What about the top end? What are lawyers with one or two years of experience charging per hour? A colleague of mine bills his corporate/commercial clients a minimum of $275 per hour and refers to this as "a healthy rate". Another, a civil litigator with even less experience, bills at $250 per hour. A January 14, 2009 article in Maclean's titled 'When lawyers are only for the rich' pegs the average hourly rate for lawyers called to the bar in 2008 at $220. Granted, the author's chastised the profession for the 69% increase over 2005 rates and lamented the effect it has had on access to justice, but we'll leave the socioeconomic analysis to another post. The point is that these are the rates that other lawyers charge and it's what clients have come to expect.
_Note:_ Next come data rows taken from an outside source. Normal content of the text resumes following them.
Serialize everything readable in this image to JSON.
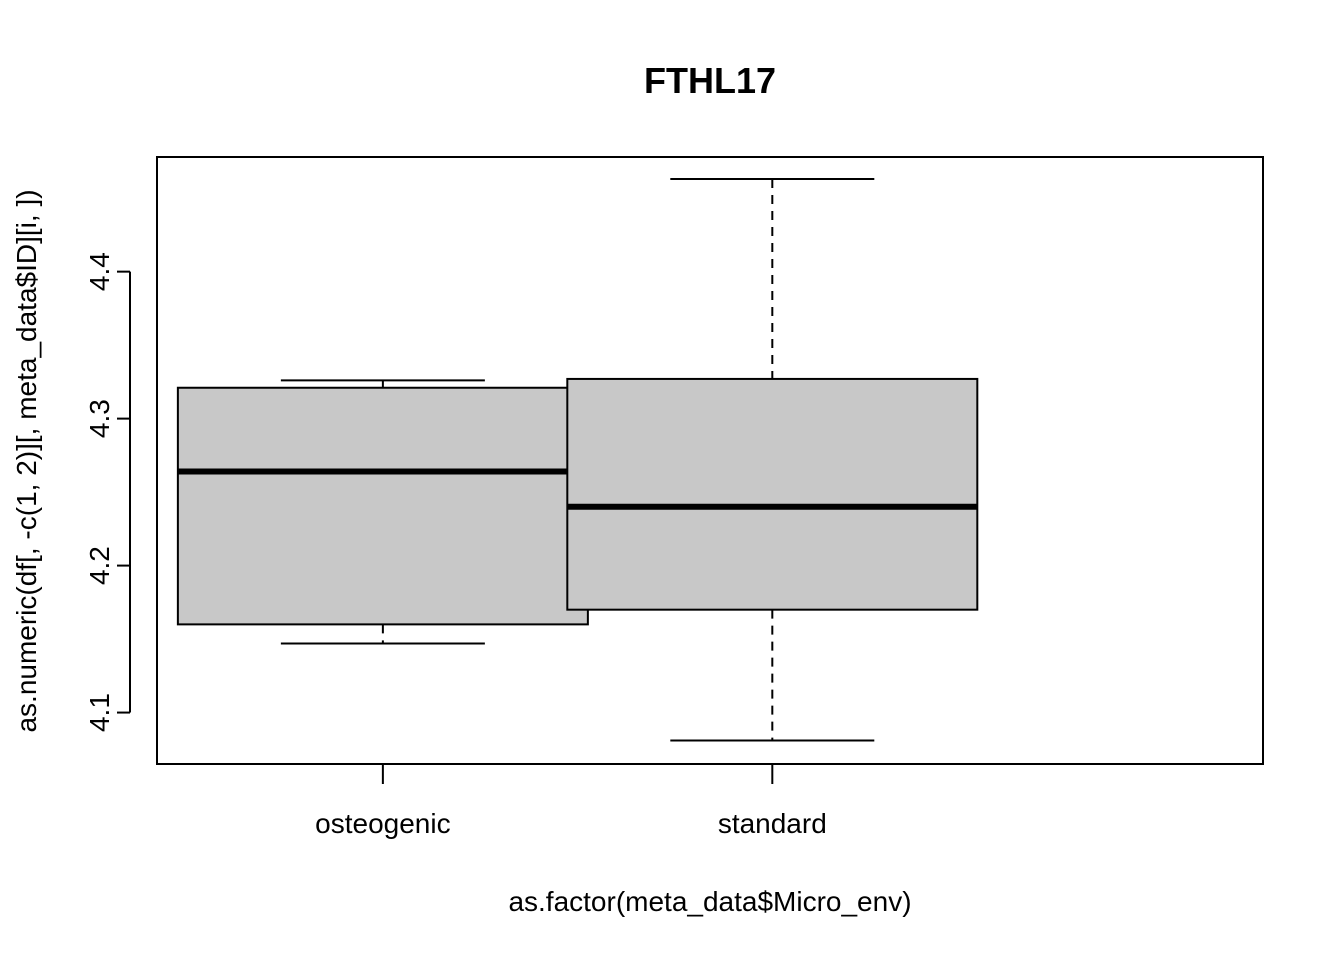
{
  "chart_data": {
    "type": "box",
    "title": "FTHL17",
    "xlabel": "as.factor(meta_data$Micro_env)",
    "ylabel": "as.numeric(df[, -c(1, 2)][, meta_data$ID][i, ])",
    "categories": [
      "osteogenic",
      "standard"
    ],
    "ylim": [
      4.065,
      4.478
    ],
    "yticks": [
      4.1,
      4.2,
      4.3,
      4.4
    ],
    "ytick_labels": [
      "4.1",
      "4.2",
      "4.3",
      "4.4"
    ],
    "grid": false,
    "box_fill": "#c8c8c8",
    "boxes": [
      {
        "category": "osteogenic",
        "whisker_low": 4.147,
        "q1": 4.16,
        "median": 4.264,
        "q3": 4.321,
        "whisker_high": 4.326
      },
      {
        "category": "standard",
        "whisker_low": 4.081,
        "q1": 4.17,
        "median": 4.24,
        "q3": 4.327,
        "whisker_high": 4.463
      }
    ]
  }
}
An acquaintance of mine has commented that all of these numbers seem too high. He tells me that in Windsor, where he attends law school, new calls earn $100 to $150 per hour. He knows of two lawyers who charge $250 and $300 per hour each, and they have been practicing for decades. What to make of the sharp contrast between his numbers and mine? First, Windsor is not Toronto. Neither is London, or Ottawa, or Montreal, or Vancouver. Toronto is the largest legal market in the country, in the same way that New York City dominates the scene south of the border. Whether true or not, a Toronto address suggests a quality and competency not available elsewhere. And the cost of doing business in Toronto is extremely high. The rates in this city reflect that.

With all of the above considerations in mind, I feel a new call should set his rate at between $150 at the extreme low end and $250 at the extreme high end. $180 to $200 is a healthy rate in Toronto.

What about criminal lawyers, who tend to bill in blocks and not by the hour? These numbers are harder to pin down. However, my limited and completely unscientific survey of younger members of the criminal Bar suggests $1000 to $1500 for a one day bail hearing and $1500 to $4000 for a one day trial.

New lawyers can find it challenging to balance their desire for a fair fee with their need to secure clients. When business is slow and your calendar is bare, it may seem like a good idea to offer a lower rate to lasso a particular client. This can be a successful strategy, but be careful. As your name spreads and your calendar fills, you may find that a simple matter for which you agreed to a tiny retainer has unexpectedly gone off the rails. You may come to resent time spent on files like these, which is time taken from other, more lucrative matters.

What do you think new lawyers should bill? What other factors should be taken into consideration in determining an appropriate fee? Share your ideas in the comments.